I got in a fair amount of trouble earlier this summer for admitting I don't hate the Phillies. (Link omitted on purpose.) It only took me about half an inning tonight to remember how much I hate the Marlins.
I hate their horrible stadium, with its sacks of Soilmaster, acres of teal and football scars.
I hate their useless fans, all 2,200 of them.
I hate Cody Ross, that glistening stillborn newt.
I hate Jorge Cantu, from his beady eyes to his squashed, pocky cheeks to his knack for beating us.
I hate their interchangeable but invariably loathsome managers and closers.
And I hate Hanley Ramirez. My God, how I hate Hanley Ramirez.
I hate Hanley Ramirez for large, semi-admirable baseball reasons and I hate Hanley Ramirez for small, mean personal reasons. I hate his bouts of laziness afield. I hate his selfish refusal to play hard when his team needs him. (I'm willing to bet Dan Uggla hates him for those two things as well.) I hate that he takes the greatest interest in applying his considerable skills to playing baseball when that baseball is being played against us. I hate that the chip on his shoulder about not getting New York attention makes him better, not worse. I hate his styling. I hate his strutting. I hate his teal glove. I hate his teal shoes even more. I hate songs he likes. I hate puppies whose bellies he scratches. I hate sunshine if it's also shining on him. After Hanley Ramirez laughs, for several minutes I hate laughter.
So it's not a huge surprise that I spent a good chunk of tonight's game simmering with anger. The baseball gods had changed the casting call around somewhat from 2007 and 2008, with the Marlins trying to find their way to postseason play and the Mets given a chance to spoil things. Except one thing was staying the same: The Mets were blowing it.
Worse than that, though. The Marlins were playing hard, and the Mets were showing their bellies and whimpering.
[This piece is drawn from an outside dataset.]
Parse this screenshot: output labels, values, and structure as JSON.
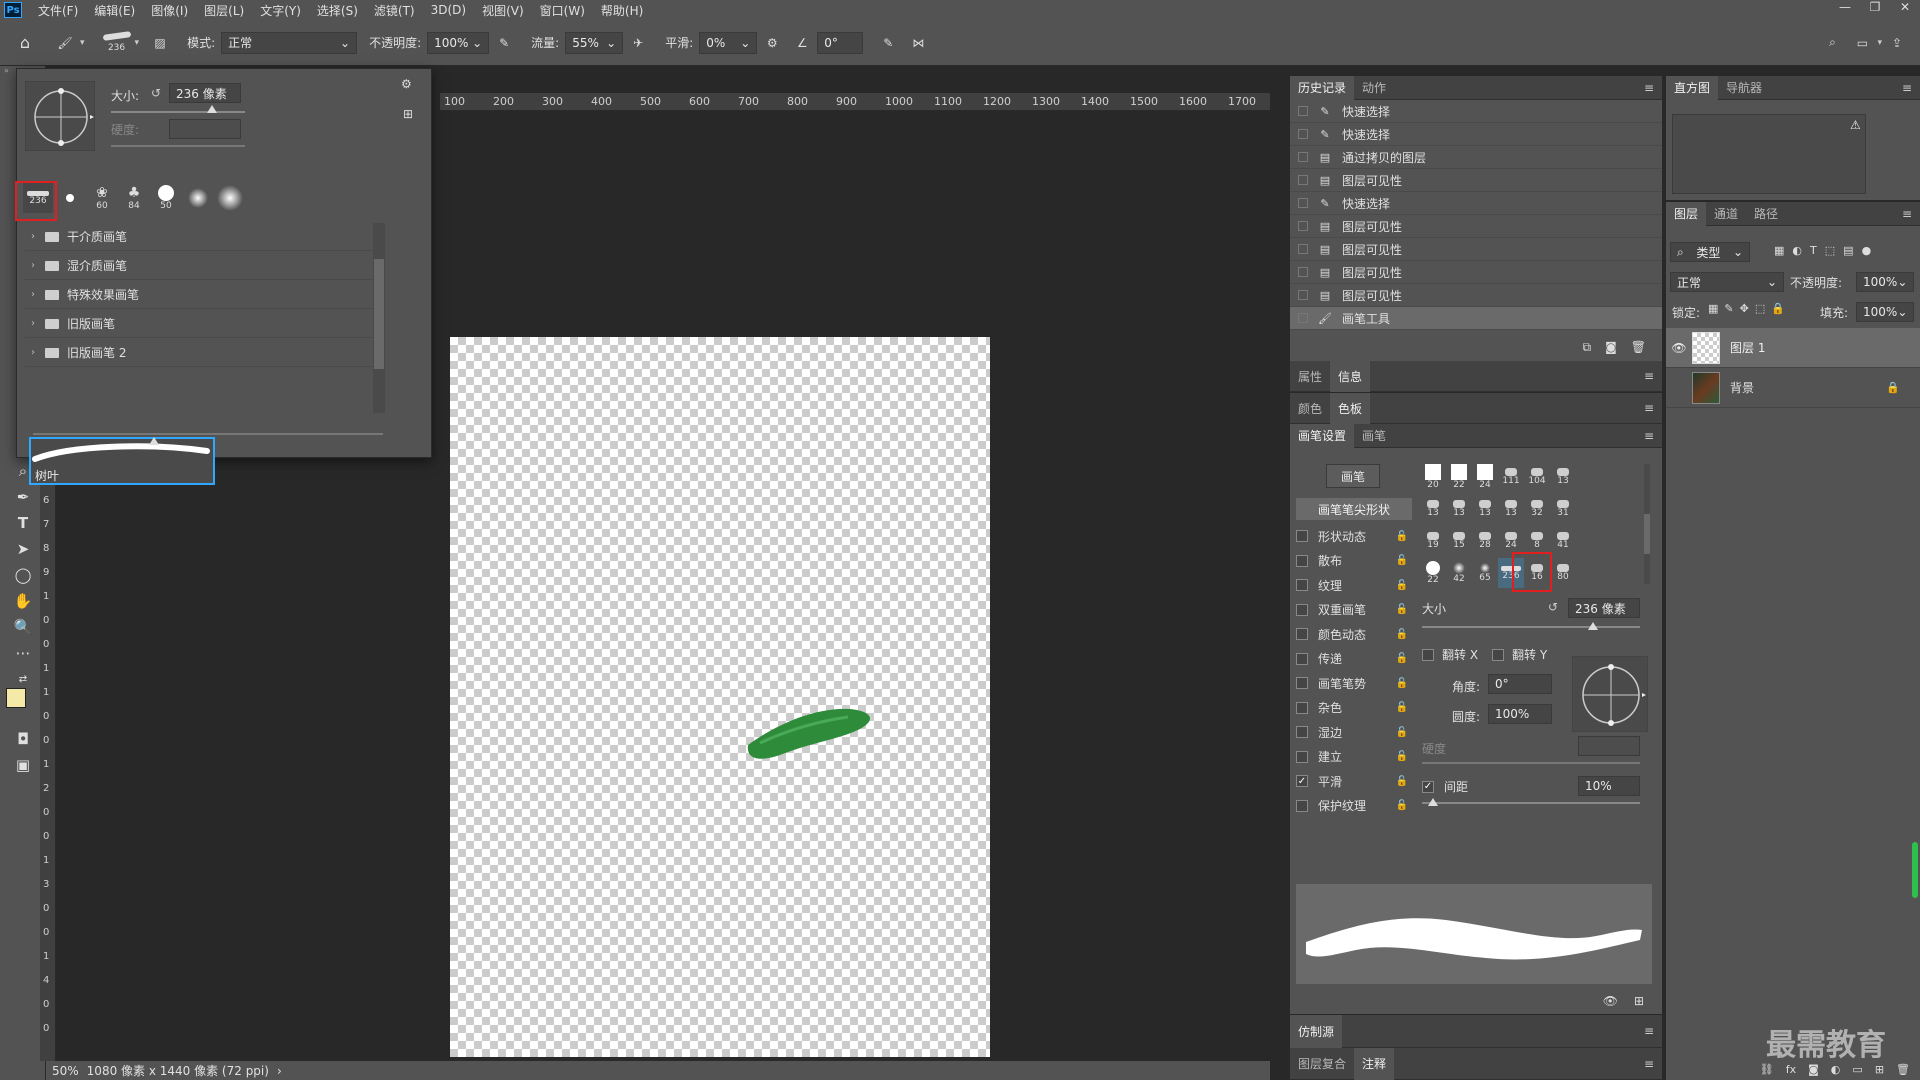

Predictably, Hanley Ramirez was in the center of it all. He blasted a three-run homer off a suddenly mortal Tim Redding to tie the score. Seeing how he was Hanley Ramirez batting against the Mets, he posed like the model for a sculpture class, circled the bases at the approximate speed of continental drift and did a little more posing at home plate just to remind everybody what he'd done. The Mets being the Mets, they showed no sign that this bothered them in the least. And that's when I really began to fume. What, exactly, would make this dead team protest being the Marlins' bitch? What would make them say enough?
Maybe if Jorge Cantu ran out to the mound and pulled Redding's beard? Maybe if Cody Ross peed in the visiting-dugout Gatorade? Maybe if a Marlin actually hit David Wright instead of just aiming at his chin every at-bat? Would any of those things do it? As Gary, Keith and Ron danced around discussing how the 2009 Mets had quit without actually saying that forbidden word, I concluded that in fact, there was no indignity a Met would not suffer passively at Marlin fins. I wanted them to sweep the series, get help elsewhere, turn the Marlins' tragic number to zero and then celebrate on a half-visible Dolphins logo like they'd won the division. (Remember that? And the second time?) But there was no sign of it. Just grim trudging through innings, with Luis Castillo indulging in his idiot fetish for bunting and David Wright disintegrating before our eyes and Mets sitting numbly in the dugout like their bus was late.
But then, somehow, things went wrong for the other guys. Brian Schneider paid attention and snatched a run out of a Wright strikeout, which would leave David threatening Hack Wilson's RBI record if it were only a reliable strategy. And then, in the ninth, somehow, single, single, walk and a huge two-run single by Cory Sullivan.
I was pretty sure that was more Leo Nunez screwing up than the Mets showing fight, but I was sure as hell willing to take it. And in the aftermath, the camera surveyed the field, performing its usual duties of capturing reactions and replays and defensive alignments and giving me a chance to call the roll. And to drain a rather enormous reservoir of venom. It came gushing out in a display I knew was childish and unimaginative but still made me feel so, so good.
“Fuck YOU, Leo Nunez!”
“Fuck YOU, Fredi Gonzalez!”
“Fuck YOU, Wes Helms!”
“Fuck YOU, uh, John Baker!”
(C'mon, I'm not even halfway done here. New camera angles, please. Ah, there's an important one.)
“Fuck YOU, Jorge Cantu!”
(C'mon, still need more. I've got a Billy Idol sneer stuck on my face. Outfield defense, hooray!)
“Fuck YOU, Whatever Your Name Is Coghlan!”
“Fuck YOU, Cameron Maybin!”
“Fuck YOU … ummm … HOW DID I FORGET YOU? FUCK YOU, CODY ROSS!”
(That's better. Ah, and here we go back to the infield.)
“Fuck YOU, Dan Uggla, even though I kind of like you.”
(And last but certainly not least … savor it …)
“Hey. Hanley Ramirez? Fuck you too.”
The Marlins' tragic number to be eliminated from the divisional chase is two. The tragic number that would end their postseason aspirations is four. We have a tiny something to play for. It would the smallest of things, a microscopic footnote in the final chapter of an amazingly awful season. But it wouldn't be nothing. And it would make me happy, to the depths of my shriveled, bitter little heart. Whaddya say, fellas? Make me happy.